Boon or Big Brother?

9/23/2007

WHEN do technological advances begin looking less like Star Trek and more like 1984? In the minds of some states' lawmakers, when employers insist on implanting microchips in workers that will record how often they head to the bathroom, how many smoke breaks they take, and if their half-hour lunches takes 35 minutes.

The California Legislature has passed a bill that, if signed by Gov. Arnold Schwarzenegger, would ban implantation of Radio-Frequency Identification Devices in people without their consent.

RFIDs are microchips only slightly larger than a grain of rice that can be tracked by scanners installed at checkpoints. The devices are already in use in passports, subway passes, toll road collection booths, and as theft protection in car keys. They also have been implanted under the skin of people to keep track of Alzheimer's patients, help Spanish VIPs avoid waiting in line at nightclubs, and identify Mexican government officials in case they're kidnapped.

Similar chips are implanted in pets in case they are lost or stolen, and they have even been suggested for children as a safeguard against kidnapping or becoming lost, raising the interesting question: How many potential lives saved are enough to justify such an invasion of privacy?

Obviously, for any parent whose child has become lost, run away, or been abducted, the answer is one.

The number is apparently somewhat higher, however, for lawmakers in Wisconsin and North Dakota, where bans have been passed; California, where, ironically, a ban awaits the signature of a former actor known as the Terminator, and Colorado, where a bill to ban human implantation is before a legislative committee.

These lawmakers are worried that use of RFIDs in humans signals the advent of Big Brother, and there is evidence this fear is widespread.

Last year, CityWatcher.com, a Cincinnati security firm that has since gone belly up, asked that some employees be voluntarily chipped to limit access to secure rooms. The company later dropped the program.

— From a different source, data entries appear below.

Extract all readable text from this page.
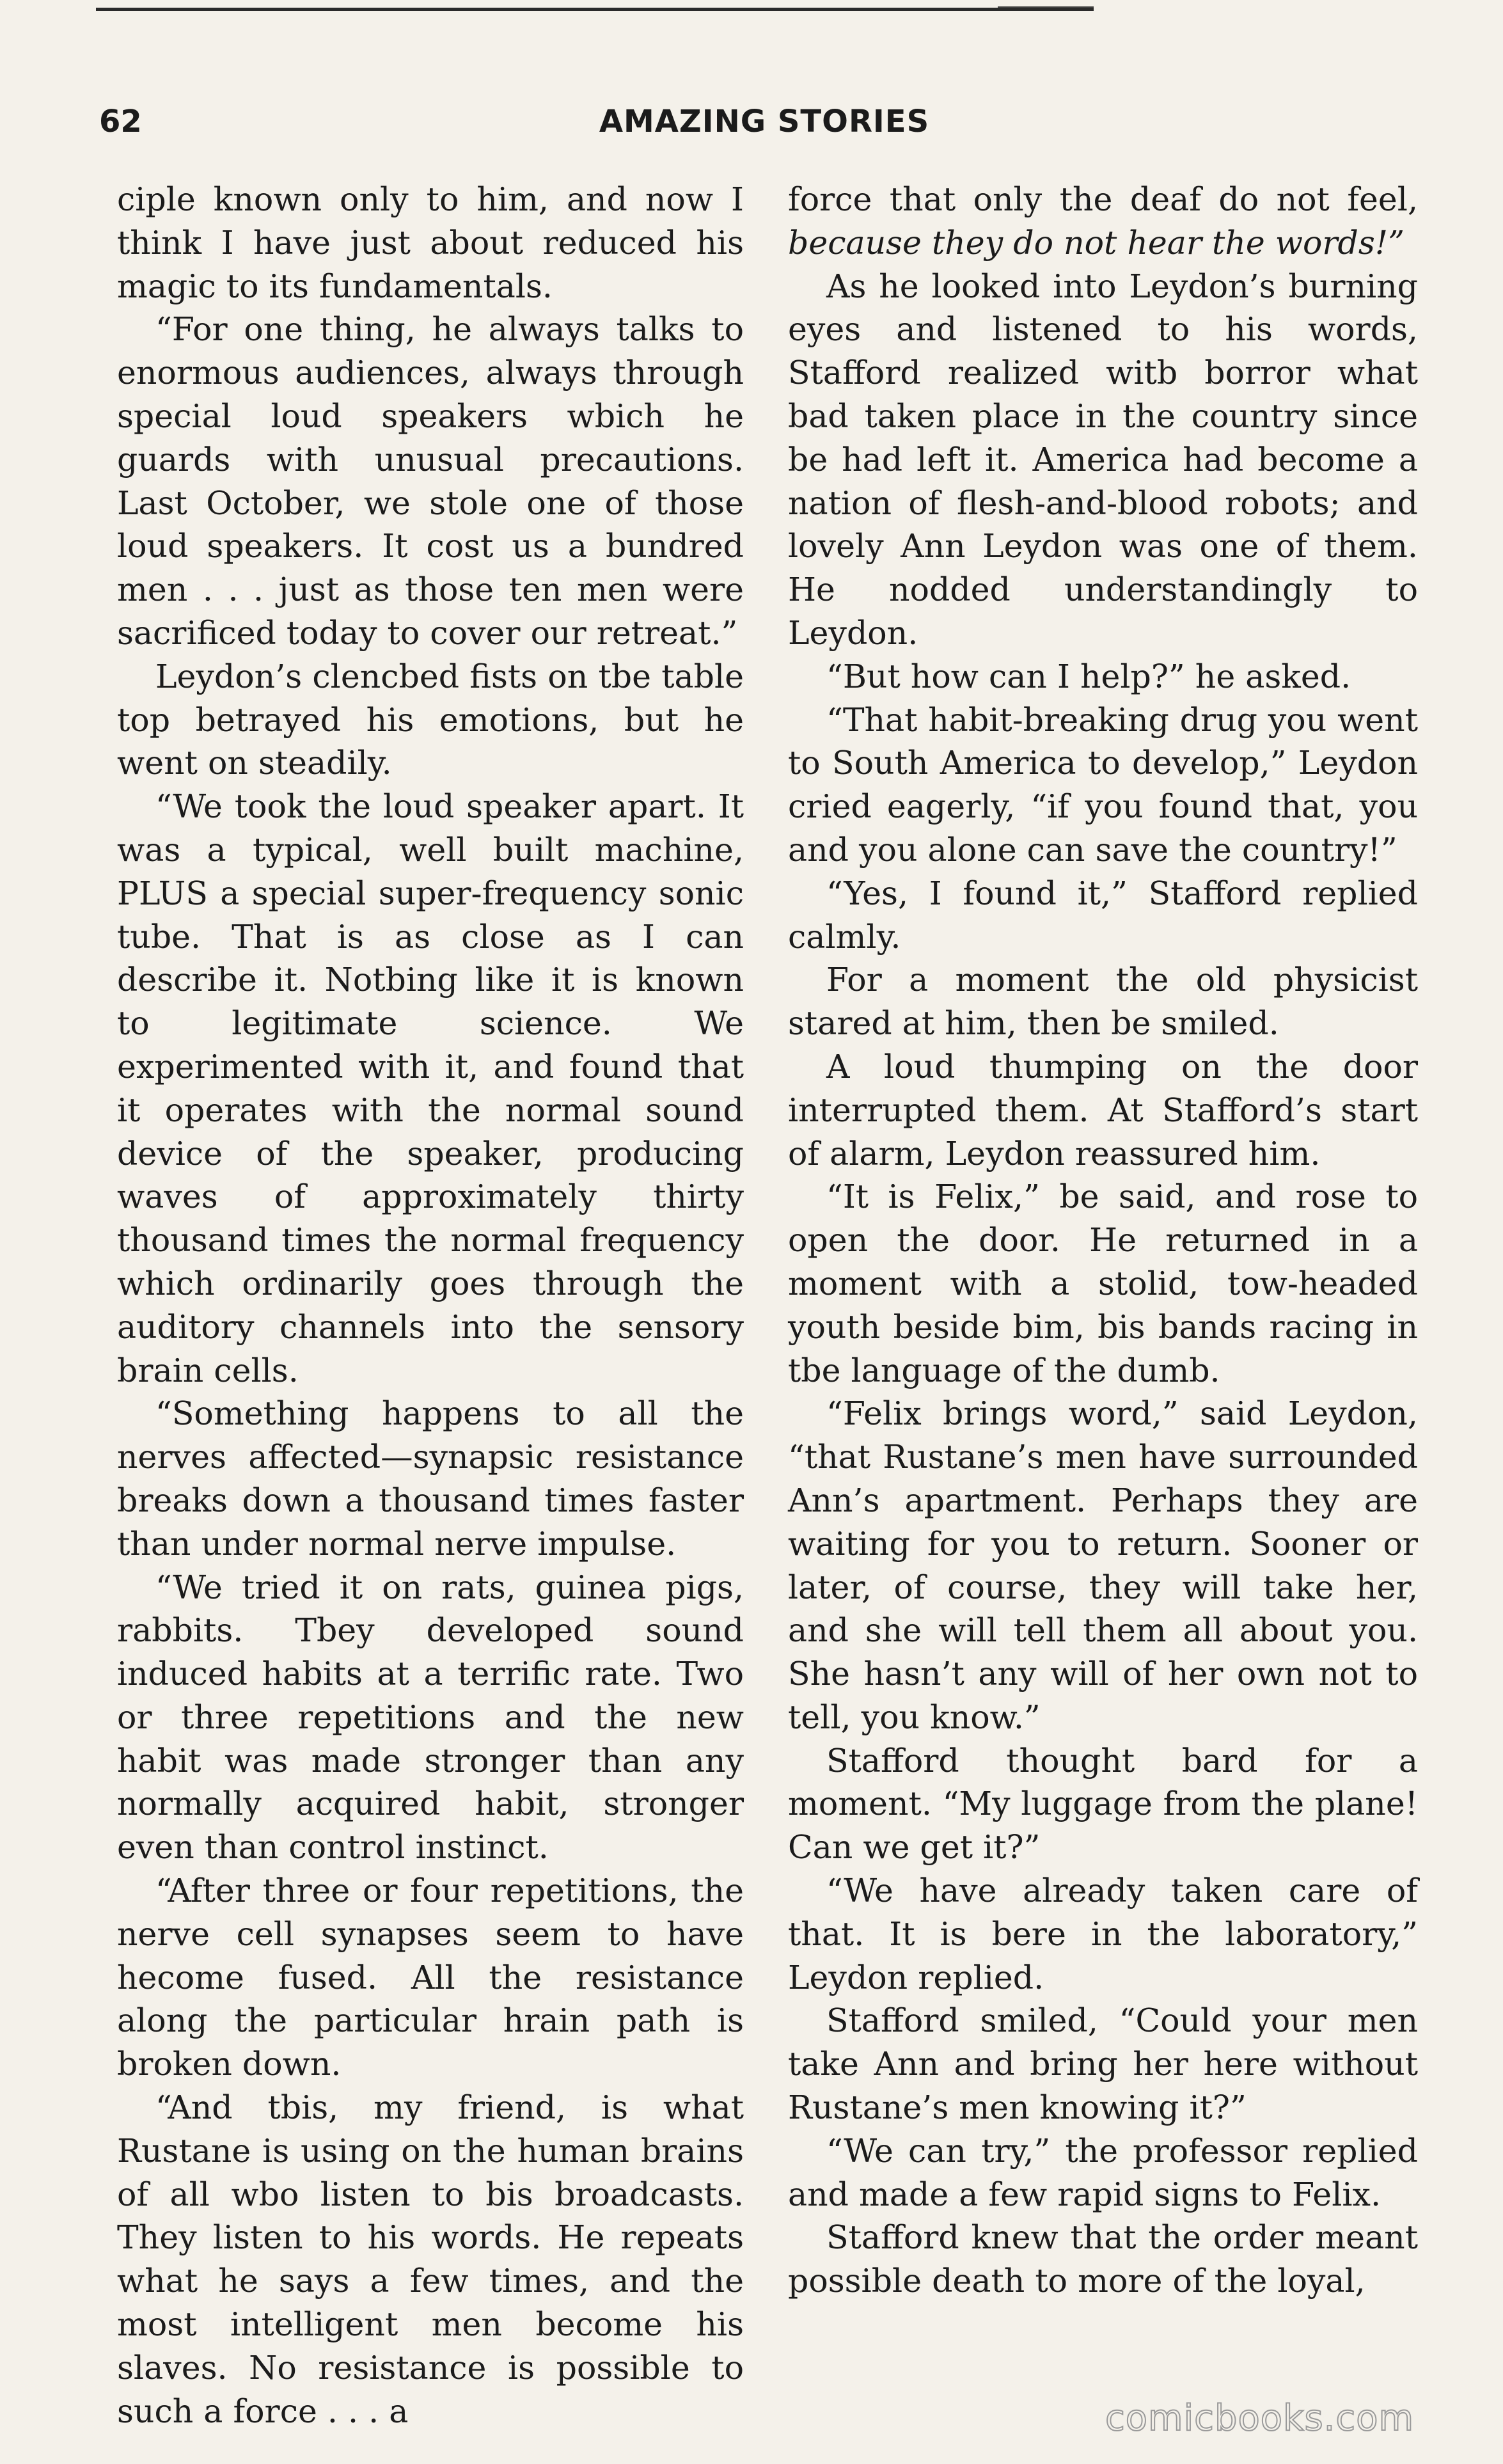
62	AMAZING STORIES

ciple known only to him, and now I think I have just about reduced his magic to its fundamentals.

“For one thing, he always talks to enormous audiences, always through special loud speakers wbich he guards with unusual precautions. Last October, we stole one of those loud speakers. It cost us a bundred men . . . just as those ten men were sacrificed today to cover our retreat.”

Leydon’s clencbed fists on tbe table top betrayed his emotions, but he went on steadily.

“We took the loud speaker apart. It was a typical, well built machine, PLUS a special super-frequency sonic tube. That is as close as I can describe it. Notbing like it is known to legitimate science. We experimented with it, and found that it operates with the normal sound device of the speaker, producing waves of approximately thirty thousand times the normal frequency which ordinarily goes through the auditory channels into the sensory brain cells.

“Something happens to all the nerves affected—synapsic resistance breaks down a thousand times faster than under normal nerve impulse.

“We tried it on rats, guinea pigs, rabbits. Tbey developed sound induced habits at a terrific rate. Two or three repetitions and the new habit was made stronger than any normally acquired habit, stronger even than control instinct.

“After three or four repetitions, the nerve cell synapses seem to have hecome fused. All the resistance along the particular hrain path is broken down.

“And tbis, my friend, is what Rustane is using on the human brains of all wbo listen to bis broadcasts. They listen to his words. He repeats what he says a few times, and the most intelligent men become his slaves. No resistance is possible to such a force . . . a

force that only the deaf do not feel, because they do not hear the words!”

As he looked into Leydon’s burning eyes and listened to his words, Stafford realized witb borror what bad taken place in the country since be had left it. America had become a nation of flesh-and-blood robots; and lovely Ann Leydon was one of them. He nodded understandingly to Leydon.

“But how can I help?” he asked.

“That habit-breaking drug you went to South America to develop,” Leydon cried eagerly, “if you found that, you and you alone can save the country!”

“Yes, I found it,” Stafford replied calmly.

For a moment the old physicist stared at him, then be smiled.

A loud thumping on the door interrupted them. At Stafford’s start of alarm, Leydon reassured him.

“It is Felix,” be said, and rose to open the door. He returned in a moment with a stolid, tow-headed youth beside bim, bis bands racing in tbe language of the dumb.

“Felix brings word,” said Leydon, “that Rustane’s men have surrounded Ann’s apartment. Perhaps they are waiting for you to return. Sooner or later, of course, they will take her, and she will tell them all about you. She hasn’t any will of her own not to tell, you know.”

Stafford thought bard for a moment. “My luggage from the plane! Can we get it?”

“We have already taken care of that. It is bere in the laboratory,” Leydon replied.

Stafford smiled, “Could your men take Ann and bring her here without Rustane’s men knowing it?”

“We can try,” the professor replied and made a few rapid signs to Felix.

Stafford knew that the order meant possible death to more of the loyal,

comicbooks.com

And in California, grade schools in Sutter County, north of Sacramento, required students to wear IDs containing microchips to monitor attendance. That program was also dropped after privacy complaints from parents.

Nevertheless, the technology is advancing. Currently, RFID tags are scanned from checkpoints rather than tracked, as happens with Global Positioning System technology. But can long-range tracking be far off? There is little question that implanting people with trackable microchips could save many, many lives.

Emergency medical personnel could have identity and medical information available for accident victims, mentally disabled patients who wander off from caretakers could be quickly found, and children who are lost or abducted could be traced in minutes.

The question is: at what risk of potential abuse? The answer to that question will not be found in some Rod Serlingesque epilogue about possible futures in The Twilight Zone. The technology is here, today, and the debate is just beginning.